The current sustained increase in COVID-19 has brought the total number of cases in children to over 13 million since the start of the pandemic, according to the American Academy of Pediatrics and the Children’s Hospital Association.
The latest weekly count – 62,467 reported for the week ending May 5 – was 17.4% higher than the previous week and marks four consecutive increases since early April, when cases dropped to their lowest point since last summer. The cumulative number of cases in children is 13,052,988, which accounts for 19.0% of all cases reported in the United States, the AAP and CHA said in their weekly COVID-19 report.
Other measures of incidence show the same steady rise. The rate of new admissions of children aged 0-17 with confirmed COVID-19, which had dipped as low as 0.13 per 100,000 population on April 11, was up to 0.19 per 100,000 on May 6, and the 7-day average for total admissions was 136 per day for May 1-7, compared with 118 for the last week of April, according to the Centers for Disease Control and Prevention.
At the state level, new admission rates for May 6 show wide variation, even regionally. Rhode Island came in with a 0.00 per 100,000 on that day, while Vermont recorded 0.88 admissions per 100,000, the highest of any state and lower only than the District of Columbia’s 1.23 per 100,000. Connecticut (0.45) and Massachusetts (0.33) also were in the highest group (see map), while Maine was in the lowest, CDC data show.
Nationally, emergency department visits also have been rising over the last month or so. Children aged 0-11 years, who were down to a 7-day average of 0.5% of ED visits with diagnosed COVID-19 in early April, saw that number rise to 1.4% on May 5. Children aged 12-15 years went from a rate of 0.3% in late March to the current 1.2%, as did 16- to 17-year-olds, the CDC said on its COVID Data Tracker.

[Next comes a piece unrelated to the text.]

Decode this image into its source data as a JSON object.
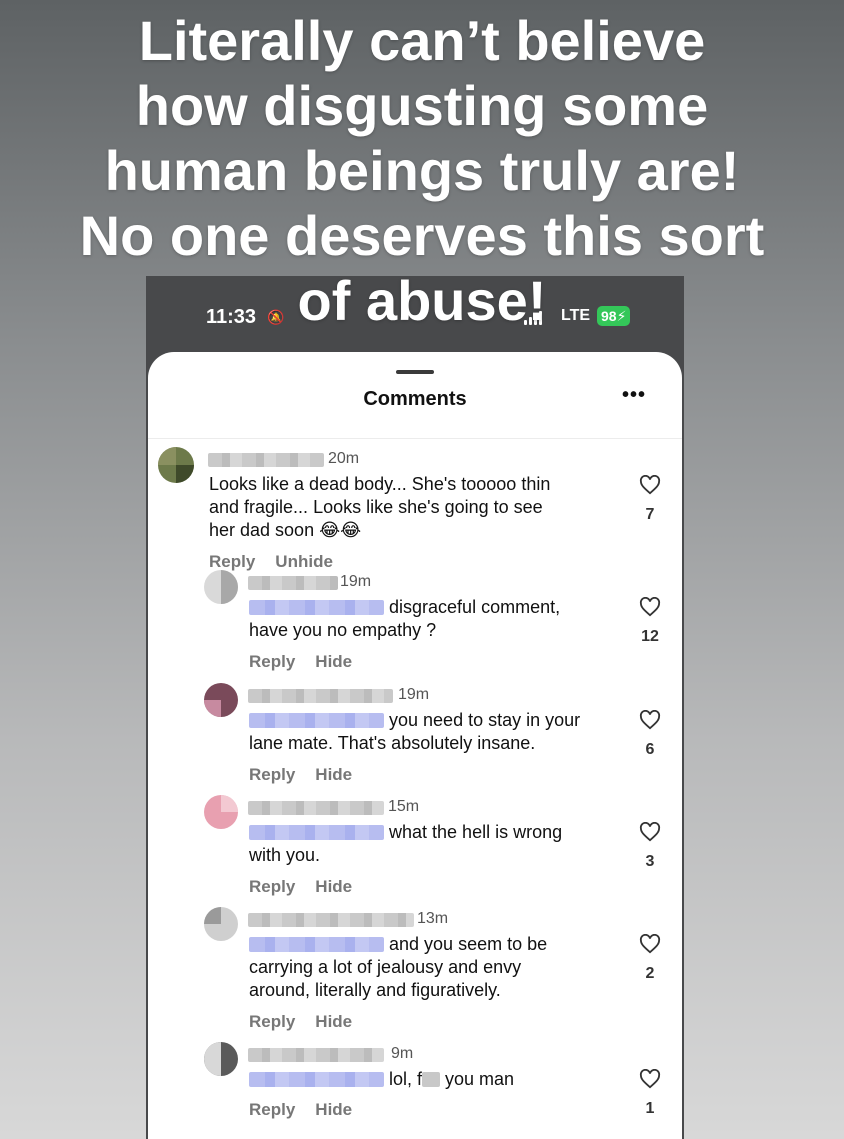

The vaccination effort, meanwhile, continues to lose steam, at least among children who are currently eligible. Initial vaccinations in those aged 5-11 slipped to their lowest-ever 1-week total, 47,000 for April 28 to May 4, while children aged 16-17 continued a long-term slide that has the weekly count down to just 29,000, the AAP said in its weekly vaccination report.
Here’s how those latest recipients changed the populations of vaccinated children in the last week: 35.4% of all 5- to 11-year-olds had received at least one dose as of May 4, compared with 35.3% on April 27, with increases from 67.4% to 67.5% for 12- to 15-year-olds and 72.7% to 72.8% among those aged 16-17, the CDC reported.